Head of Ukrainian Catholic Church visits Jamaica Plain parish
The parish church dedicated to Christ the King sits on a hill in Jamaica Plain with vistas and views of Boston’s Moss Hill and the Arboretum and with Franklin Park as its southern neighbor. Started in 1907 to serve the Ukrainian Catholic population of Boston and surrounding areas the parish continues to serve American born Catholics of the Ukrainian Catholic Church and a growing number of newly arrived immigrants from the Ukraine.
Their “father” and Major Archbishop of the Ukrainian Catholic Church, Lubomyr Cardinal Husar, MSU, preached at Evening Prayer at the Forest Hills parish on Aug. 19 in a packed church. The principal celebrant of the service was the Eparch of Stamford, Bishop Basil Losten.
The stop at the Boston parish was part of the extended visit of the leader of the Ukrainian Catholic Church to the United States and specifically to Bishop Basil’s eparchy, which encompasses New York and New England.
Among those attending was a large number of young parents with their infants and children. Occasionally a whisper could be heard mostly in Ukrainian as a parent tried to calm a restless child.
Cardinal Husar preached to an attentive assembly in both Ukrainian and English.
Born in the Ukraine in 1933, Cardinal Husar and his family moved to the United States in 1944. He was ordained a priest in 1958 after studies at St.
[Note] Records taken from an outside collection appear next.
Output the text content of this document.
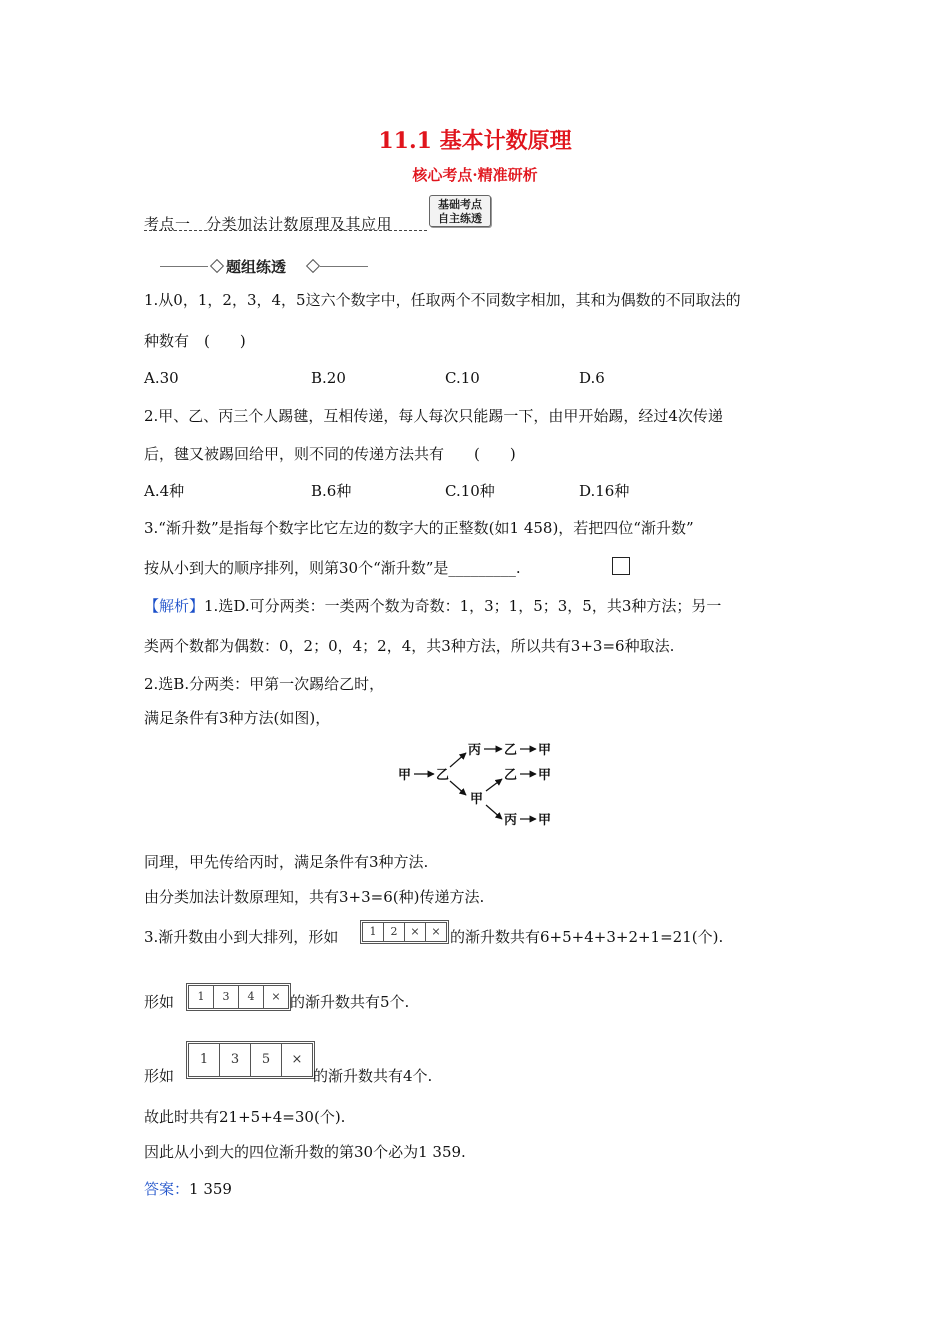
11.1 基本计数原理
核心考点·精准研析
考点一　分类加法计数原理及其应用
基础考点
自主练透
题组练透
1.从0，1，2，3，4，5这六个数字中，任取两个不同数字相加，其和为偶数的不同取法的
种数有　(　　)
A.30	B.20	C.10	D.6
2.甲、乙、丙三个人踢毽，互相传递，每人每次只能踢一下，由甲开始踢，经过4次传递
后，毽又被踢回给甲，则不同的传递方法共有　　(　　)
A.4种	B.6种	C.10种	D.16种
3.“渐升数”是指每个数字比它左边的数字大的正整数(如1 458)，若把四位“渐升数”
按从小到大的顺序排列，则第30个“渐升数”是_________.
【解析】1.选D.可分两类：一类两个数为奇数：1，3；1，5；3，5，共3种方法；另一
类两个数都为偶数：0，2；0，4；2，4，共3种方法，所以共有3+3=6种取法.
2.选B.分两类：甲第一次踢给乙时，
满足条件有3种方法(如图)，
甲 乙
丙 乙 甲
甲
乙 甲
丙 甲
同理，甲先传给丙时，满足条件有3种方法.
由分类加法计数原理知，共有3+3=6(种)传递方法.
3.渐升数由小到大排列，形如	1	2	×	× 的渐升数共有6+5+4+3+2+1=21(个).
形如	1	3	4	× 的渐升数共有5个.
形如
1	3	5	×
的渐升数共有4个.
故此时共有21+5+4=30(个).
因此从小到大的四位渐升数的第30个必为1 359.
答案：1 359
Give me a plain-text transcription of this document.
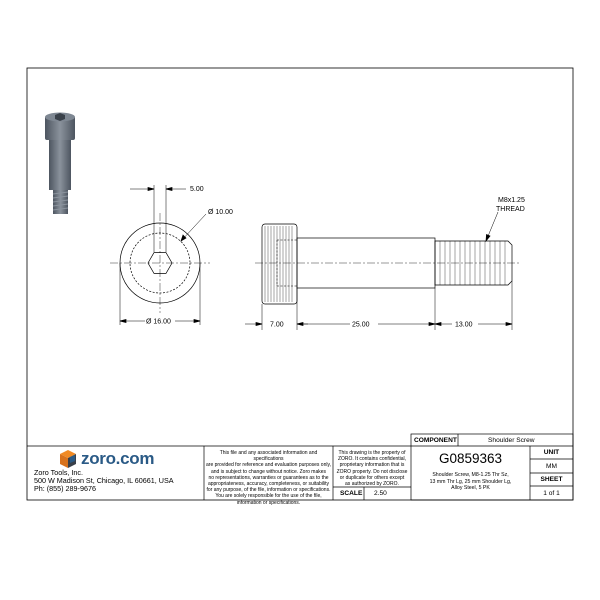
5.00
Ø 10.00
Ø 16.00	7.00	25.00	13.00
M8x1.25
THREAD
zoro.com
Zoro Tools, Inc.
500 W Madison St, Chicago, IL 60661, USA
Ph: (855) 289-9676
This file and any associated information and specifications
are provided for reference and evaluation purposes only,
and is subject to change without notice. Zoro makes
no representations, warranties or guarantees as to the
appropriateness, accuracy, completeness, or suitability
for any purpose, of the file, information or specifications.
You are solely responsible for the use of the file,
information or specifications.
This drawing is the property of
ZORO. It contains confidential,
proprietary information that is
ZORO property. Do not disclose
or duplicate for others except
as authorized by ZORO.
SCALE 2.50
COMPONENT	Shoulder Screw
G0859363
Shoulder Screw, M8-1.25 Thr Sz,
13 mm Thr Lg, 25 mm Shoulder Lg,
Alloy Steel, 5 PK
UNIT
MM
SHEET
1 of 1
Basil College, Stamford, Conn. and the Catholic University of America in Washington, D.C. He completed post graduate work in philosophy at Fordham University and in theology at the Pontifical Urban University.
He served in several pastoral and educational assignments in the United States before becoming a monk at the “Studiti” monastery in Grittaferrata, Italy.
He was ordained a bishop on April 2, 1977, and served as auxiliary at the headquarters of the Ukrainian Catholic Church in Lviv, Ukraiane from 1996-1999. Pope John Paul II named him apostolic administrator of the major archdiocese of Lviv Dec. 23, 2000 and he was elected major archbishop (head of the church) on Jan. 25, 2001. The Holy Father also named him to the College of Cardinals at the consistory that year and gave him the cardinal’s red on Feb. 21, 2001.
In addition to working aggressively to build up the faith of the Ukrainian Catholic community in his homeland and in the communities across the globe to which members of the church have scattered, he is also building a new Cathedral for the Church and part of his pastoral visit is to raise both awareness and money for that project.
Among the guests in attendance was Archbishop Seán P. O’Malley whom the cardinal thanked not only for his presence but also for his support of the Ukrainian Catholic community. That support, the cardinal noted, extends back many years and to several of the archbishop’s predecessors.
After the Evening Prayer the cardinal, Bishop Basil and the other clergy of the eparchy lingered on parish grounds for a reception and face to face meetings between the “father” of the Ukrainian Catholic Church and his American children.